Google would be ready to spend the second in the adoption of the AV1 codec on its products. After YouTube, it is on Android that the firm would like to push the format.
AV1
undoubtedly represents the future of video in the medium term. This new free codec should replace the H.264 and H.265/HEVC used today and controlled by the MPEG consortium.
It is notably pushed by Google, but the Alliance for Open Media which promotes AV1 also includes Apple, Amazon, Intel, Microsoft, Nvidia and Netflix as other big names in the sector.
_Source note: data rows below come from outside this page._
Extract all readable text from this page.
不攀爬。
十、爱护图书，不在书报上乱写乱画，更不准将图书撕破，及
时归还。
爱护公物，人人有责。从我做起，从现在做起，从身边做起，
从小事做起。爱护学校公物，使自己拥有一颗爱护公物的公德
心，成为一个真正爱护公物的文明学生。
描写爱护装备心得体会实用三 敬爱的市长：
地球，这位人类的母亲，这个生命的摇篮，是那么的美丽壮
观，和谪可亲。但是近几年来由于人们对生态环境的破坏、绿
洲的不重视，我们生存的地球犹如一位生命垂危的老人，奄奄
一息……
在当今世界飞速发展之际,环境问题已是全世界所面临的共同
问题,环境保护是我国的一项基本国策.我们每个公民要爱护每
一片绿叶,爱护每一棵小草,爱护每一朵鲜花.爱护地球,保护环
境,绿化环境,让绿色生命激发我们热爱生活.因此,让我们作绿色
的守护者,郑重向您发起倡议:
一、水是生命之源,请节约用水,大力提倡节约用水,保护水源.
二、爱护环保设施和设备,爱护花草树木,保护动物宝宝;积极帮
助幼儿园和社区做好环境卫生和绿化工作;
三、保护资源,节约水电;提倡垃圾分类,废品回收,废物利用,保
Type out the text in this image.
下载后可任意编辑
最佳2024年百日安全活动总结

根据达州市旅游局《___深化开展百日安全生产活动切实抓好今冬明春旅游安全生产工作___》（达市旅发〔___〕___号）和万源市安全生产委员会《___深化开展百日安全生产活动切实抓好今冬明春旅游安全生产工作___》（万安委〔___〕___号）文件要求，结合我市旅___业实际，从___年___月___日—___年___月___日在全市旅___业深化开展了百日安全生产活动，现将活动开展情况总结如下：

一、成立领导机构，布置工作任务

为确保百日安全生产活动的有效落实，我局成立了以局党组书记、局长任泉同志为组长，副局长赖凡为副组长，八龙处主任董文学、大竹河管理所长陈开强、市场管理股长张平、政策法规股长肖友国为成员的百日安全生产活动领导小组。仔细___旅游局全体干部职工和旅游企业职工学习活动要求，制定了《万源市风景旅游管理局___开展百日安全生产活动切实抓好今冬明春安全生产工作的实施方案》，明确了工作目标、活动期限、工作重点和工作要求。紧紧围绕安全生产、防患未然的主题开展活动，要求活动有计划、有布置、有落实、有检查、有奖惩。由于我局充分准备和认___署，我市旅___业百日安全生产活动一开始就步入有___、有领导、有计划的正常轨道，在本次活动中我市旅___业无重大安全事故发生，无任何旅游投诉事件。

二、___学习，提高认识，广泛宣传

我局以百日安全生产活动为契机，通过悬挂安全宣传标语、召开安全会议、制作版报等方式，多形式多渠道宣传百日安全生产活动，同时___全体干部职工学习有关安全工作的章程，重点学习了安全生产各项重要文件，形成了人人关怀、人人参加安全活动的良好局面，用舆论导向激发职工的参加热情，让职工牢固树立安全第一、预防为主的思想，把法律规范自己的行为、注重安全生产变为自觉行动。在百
This format offers better compression while guaranteeing a free codec to use. It represents big potential savings for Google and YouTube if the firm manages to get it adopted.
An obligation for Android 14?
The XDA-Developers site found clues in posts about AOSP’s Gerrit, the open source project behind Android. There is the idea that the AV1 codec could become mandatory. Indeed, contributions propose to add an AV1 compatibility test to the Android Compatibility Test Suite which makes it possible to certify new devices.
In another document that Google has not yet officially published, we find that “mobile phones and tablets must support AV1 decoding”.
If Google were to confirm these obligations, the new devices would have the obligation to integrate AV1 from September 2023, the supposed release date of Android 14. All this seems very fast all the same.
Qualcomm’s Snapdragon 8 Gen 2, just unveiled in December 2022, features AV1 decoding for the first time. If codec support becomes mandatory so quickly, the manufacturer will quickly have to generalize support for the format to all of its chips.